Oscar Night: When female stars spend a fortune on silly-looking designer evening gowns–and then scream "Sexism!" when you ask them about those silly-looking designer evening gowns they spent a fortune on.

This all started a couple of years ago, when media feministas made an issue out of journalists' asking the lady stars "Who are you wearing?" instead of serious questions about the lady stars' pet social-justice issues. Because what readers really want to read about are lady stars' pet social-justice issues:

Should "Who are you wearing?" be banned as a staple Oscars question? This year's award season has been marked by a growing conversation about whether reporters are asking women the right kind of questions on the red carpet and a hashtag offering solutions with #AskHerMore.

The #AskHerMore campaign started in February 2014, created by the Representation Project, and gained popularity at the Emmys last year. Viewers expressed frustration at what they perceived as sexism in the questions asked, and journalists also weighed in pointing out that women were asked about fashion and baby bumps while men chatted about their childhood roles and fellow nominees.

But this year Academy Awards host Chris Rock had the temerity to make an un-PC joke about #AskHerMore:

There’s this whole thing, “Ask her more.

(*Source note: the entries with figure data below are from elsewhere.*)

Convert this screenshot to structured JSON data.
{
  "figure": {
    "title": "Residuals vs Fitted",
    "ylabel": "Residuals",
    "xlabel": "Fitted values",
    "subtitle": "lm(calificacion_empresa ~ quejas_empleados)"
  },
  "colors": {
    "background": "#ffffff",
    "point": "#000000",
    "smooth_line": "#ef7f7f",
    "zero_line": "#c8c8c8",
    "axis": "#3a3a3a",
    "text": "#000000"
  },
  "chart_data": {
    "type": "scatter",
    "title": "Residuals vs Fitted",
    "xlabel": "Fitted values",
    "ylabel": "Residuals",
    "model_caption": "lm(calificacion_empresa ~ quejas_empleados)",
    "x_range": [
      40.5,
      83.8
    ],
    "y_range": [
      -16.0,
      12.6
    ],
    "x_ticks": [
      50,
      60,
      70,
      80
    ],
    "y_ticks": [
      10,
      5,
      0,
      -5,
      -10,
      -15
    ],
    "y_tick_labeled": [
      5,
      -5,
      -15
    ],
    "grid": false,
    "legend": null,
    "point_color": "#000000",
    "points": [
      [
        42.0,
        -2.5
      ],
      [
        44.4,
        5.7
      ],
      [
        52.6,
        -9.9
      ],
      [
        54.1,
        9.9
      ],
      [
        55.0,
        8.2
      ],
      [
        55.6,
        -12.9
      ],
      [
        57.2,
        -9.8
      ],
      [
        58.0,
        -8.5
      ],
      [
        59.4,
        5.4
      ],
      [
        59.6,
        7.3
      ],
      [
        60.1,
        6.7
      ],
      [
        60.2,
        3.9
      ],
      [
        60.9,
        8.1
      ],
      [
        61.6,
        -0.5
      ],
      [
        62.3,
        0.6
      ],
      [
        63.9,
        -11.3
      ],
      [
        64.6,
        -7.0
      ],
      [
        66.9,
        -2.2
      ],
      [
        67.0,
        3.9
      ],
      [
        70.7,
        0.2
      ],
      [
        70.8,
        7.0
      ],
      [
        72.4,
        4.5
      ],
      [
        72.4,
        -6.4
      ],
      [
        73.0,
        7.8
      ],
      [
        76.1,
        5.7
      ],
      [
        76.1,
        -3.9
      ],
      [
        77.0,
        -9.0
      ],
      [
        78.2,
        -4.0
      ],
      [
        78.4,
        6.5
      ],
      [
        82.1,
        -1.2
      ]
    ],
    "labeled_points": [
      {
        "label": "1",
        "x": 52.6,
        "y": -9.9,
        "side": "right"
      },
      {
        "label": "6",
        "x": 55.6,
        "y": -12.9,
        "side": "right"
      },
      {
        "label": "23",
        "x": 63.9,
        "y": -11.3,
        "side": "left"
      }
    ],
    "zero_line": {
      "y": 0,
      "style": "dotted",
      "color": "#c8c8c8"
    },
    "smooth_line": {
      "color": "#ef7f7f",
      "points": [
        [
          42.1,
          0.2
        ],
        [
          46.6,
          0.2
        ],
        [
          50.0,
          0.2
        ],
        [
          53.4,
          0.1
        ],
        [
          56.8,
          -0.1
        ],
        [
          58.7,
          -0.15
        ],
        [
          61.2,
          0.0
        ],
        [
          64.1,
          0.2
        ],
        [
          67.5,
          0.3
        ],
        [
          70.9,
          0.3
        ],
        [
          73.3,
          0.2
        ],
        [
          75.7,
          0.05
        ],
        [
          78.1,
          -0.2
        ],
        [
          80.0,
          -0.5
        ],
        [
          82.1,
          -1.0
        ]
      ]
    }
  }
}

You have to ask her more.” You know it’s like, You ask the men more.

Everything’s not sexism, everything’s not racism.

They ask the men more because the men are all wearing the same outfits, O.K.? Every guy in there is wearing the exact same thing.

You know, if George Clooney showed up with a lime green tux on, and a swan coming out his ass, somebody would go, “What you wearing, George?”

But some things aren't funny, and we're not supposed to laugh! Martha Sorren at Bustle lectured:

So, no, not everything is sexism, but ONLY asking women about their clothes while asking men about their opinions is sexism. And, that's what #AskHerMore is trying to fix. Poking fun at it is unnecessary, and, honestly, damaging to the movement. Rock made a lot of good points in his monologue, but, unfortunately, this wasn't one of them.

Sorren quoted this statement from the Representation Project:

Chris Rock touched on important subjects in his monologue, including #OscarsSoWhite and #AskHerMore. Jokes aside, sexism is a very real issue issue in Hollywood. In an industry where only one-third of speaking characters in films from 2014-2015 were female and only 28.3 percent of speaking characters were from underrepresented racial/ethnic groups, we have a lot of work to do. Representation on-screen needs to match our population before we can dismiss #AskHerMore as silly fodder. Surely at the Academy Awards, we can talk about women in ways that celebrate their artistic achievements and do not reduce them solely to their looks, beauty, and sexuality. #AskHerMore suggests that reporters can ask about the dress, but also that a woman is more than what she wears.

So stifle that chuckle–it's "damaging to the movement"!

My own feelings about Oscar-night gowns consists of wishing for the old days of the tyrannical Hollywood moguls, when the studios dictated to the stars every stitch they wore so as to keep them looking glamorous and not showing off too much bare flesh. Now, the stars get to indulge their own tastes at the Academy Awards, and the less said about that, the better.